Kim Barrett kim.barrett at oracle.com
Sat May 27 02:44:47 UTC 2017


> On May 26, 2017, at 12:09 PM, Andrew Haley <aph at redhat.com> wrote:
> 
> On 26/05/17 17:03, Volker Simonis wrote:
> 
>> Volatile not only prevents reordering by the compiler. It also
>> prevents other, otherwise legal transformations/optimizations (like
>> for example reloading a variable [1]) which have to be prevented in
>> order to write correct, lock free programs.
> 
> Yes, but so do compiler barriers.
> 
>> So I think declaring the variables involved in such algorithms
>> volatile is currently still necessary.
> 
> IMO, only if compiler barriers don't work; and that implies broken
> compilers.  But from the responses I've seen, the assumption is that
> the compilers used to build HotSpot are broken.

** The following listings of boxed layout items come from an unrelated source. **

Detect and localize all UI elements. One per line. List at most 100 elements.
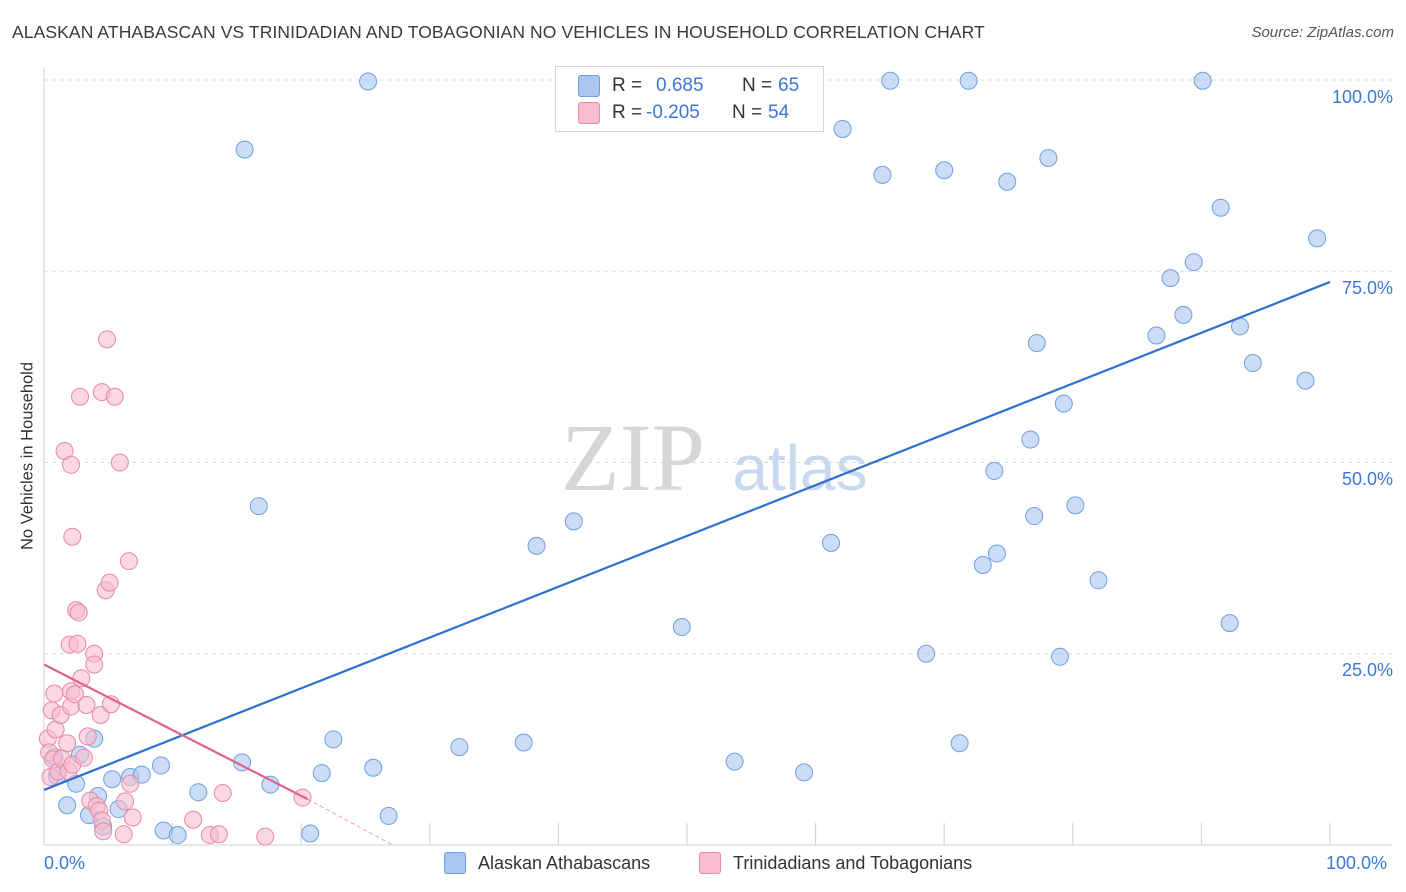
alaskan-point	[261, 775, 280, 794]
legend-r-value: 0.685	[656, 75, 704, 96]
alaskan-point	[795, 763, 814, 782]
alaskan-point	[985, 461, 1004, 480]
alaskan-point	[450, 738, 469, 757]
alaskan-point	[725, 752, 744, 771]
alaskan-point	[564, 512, 583, 531]
trinidadian-point	[98, 330, 117, 349]
trinidadian-point	[62, 455, 81, 474]
legend-n-value: 65	[778, 75, 800, 96]
trinidadian-point	[121, 774, 140, 793]
trinidadian-point	[68, 634, 87, 653]
alaskan-point	[235, 140, 254, 159]
alaskan-point	[973, 556, 992, 575]
alaskan-point	[168, 826, 187, 845]
trinidadian-point	[63, 527, 82, 546]
trinidadian-point	[184, 810, 203, 829]
trinidadian-trend-line	[43, 663, 309, 801]
trinidadian-point	[77, 696, 96, 715]
alaskan-point	[917, 644, 936, 663]
alaskan-point	[1184, 253, 1203, 272]
trinidadian-point	[209, 825, 228, 844]
legend-r-value: -0.205	[646, 102, 700, 123]
alaskan-point	[249, 497, 268, 516]
trinidadian-point	[74, 748, 93, 767]
legend-r-label: R =	[612, 102, 643, 123]
alaskan-point	[189, 783, 208, 802]
alaskan-point	[103, 770, 122, 789]
alaskan-point	[1211, 198, 1230, 217]
alaskan-point	[1174, 305, 1193, 324]
bottom-legend-alaskan: Alaskan Athabascans	[444, 852, 650, 874]
y-tick-label: 75.0%	[1341, 278, 1393, 298]
trinidadian-point	[65, 685, 84, 704]
legend-n-label: N =	[742, 75, 773, 96]
trinidadian-point	[100, 573, 119, 592]
alaskan-point	[1050, 647, 1069, 666]
alaskan-point	[833, 119, 852, 138]
alaskan-point	[672, 617, 691, 636]
alaskan-point	[873, 165, 892, 184]
legend-swatch-pink	[578, 102, 600, 124]
alaskan-point	[514, 733, 533, 752]
trinidadian-point	[256, 827, 275, 846]
bottom-legend-label: Trinidadians and Tobagonians	[733, 852, 973, 873]
legend-row-trinidadian: R = -0.205 N = 54	[578, 100, 789, 126]
source-credit: Source: ZipAtlas.com	[1251, 24, 1394, 41]
alaskan-trend-line	[43, 280, 1331, 791]
alaskan-point	[822, 533, 841, 552]
alaskan-point	[935, 161, 954, 180]
trend-lines	[43, 280, 1331, 845]
watermark-atlas: atlas	[732, 432, 867, 504]
bottom-legend-trinidadian: Trinidadians and Tobagonians	[699, 852, 972, 874]
alaskan-point	[1066, 496, 1085, 515]
trinidadian-point	[110, 453, 129, 472]
watermark-zip: ZIP	[561, 404, 705, 511]
trinidadian-point	[45, 684, 64, 703]
alaskan-point	[881, 71, 900, 90]
trinidadian-point	[116, 792, 135, 811]
alaskan-point	[359, 72, 378, 91]
y-tick-label: 25.0%	[1341, 660, 1393, 680]
alaskan-point	[324, 730, 343, 749]
series-trinidadians-and-tobagonians	[38, 330, 312, 846]
trinidadian-point	[105, 387, 124, 406]
alaskan-point	[379, 806, 398, 825]
alaskan-point	[959, 71, 978, 90]
trinidadian-point	[85, 655, 104, 674]
trinidadian-point	[58, 734, 77, 753]
trinidadian-point	[114, 825, 133, 844]
alaskan-point	[312, 764, 331, 783]
alaskan-point	[1243, 354, 1262, 373]
correlation-legend: R = 0.685 N = 65 R = -0.205 N = 54	[555, 66, 824, 132]
alaskan-point	[1021, 430, 1040, 449]
x-tick-label-max: 100.0%	[1326, 853, 1388, 873]
x-tick-label-min: 0.0%	[44, 853, 86, 873]
alaskan-point	[950, 734, 969, 753]
legend-r-label: R =	[612, 75, 643, 96]
alaskan-point	[1161, 269, 1180, 288]
y-tick-label: 100.0%	[1331, 87, 1393, 107]
alaskan-point	[1027, 334, 1046, 353]
legend-n-label: N =	[732, 102, 763, 123]
alaskan-point	[1308, 229, 1327, 248]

Compiler barriers don't work if they aren't present. And for TCO
systems, that problem exists in jdk8. It was Erik O's jdk9 changes
that introduced compiler barriers. Before then, in code like the
following:

  x = new_x;
  OrderAccess::release_store(&y, new_y);

on TCO systems, the compiler was free to move the store of x after the
store of y if x is not volatile, because there is no compile barrier
in the release_store. Old compilers tended to treat volatile accesses
as stronger constraints than required by the standard. Newer
compilers, not so much. Hence the sprinkling of volatile pixie dust.
It might be worthwhile backporting the compile barriers to jdk8.

It's a separate question whether y needs to be volatile. In that
snippet, strictly speaking, it doesn't, as the release_store parameter
takes care of that. However, there's been a sort of informal use of
volatile declarations to flag such variables are "interesting" and as
a sort of marker for future std::atomic<> or the like.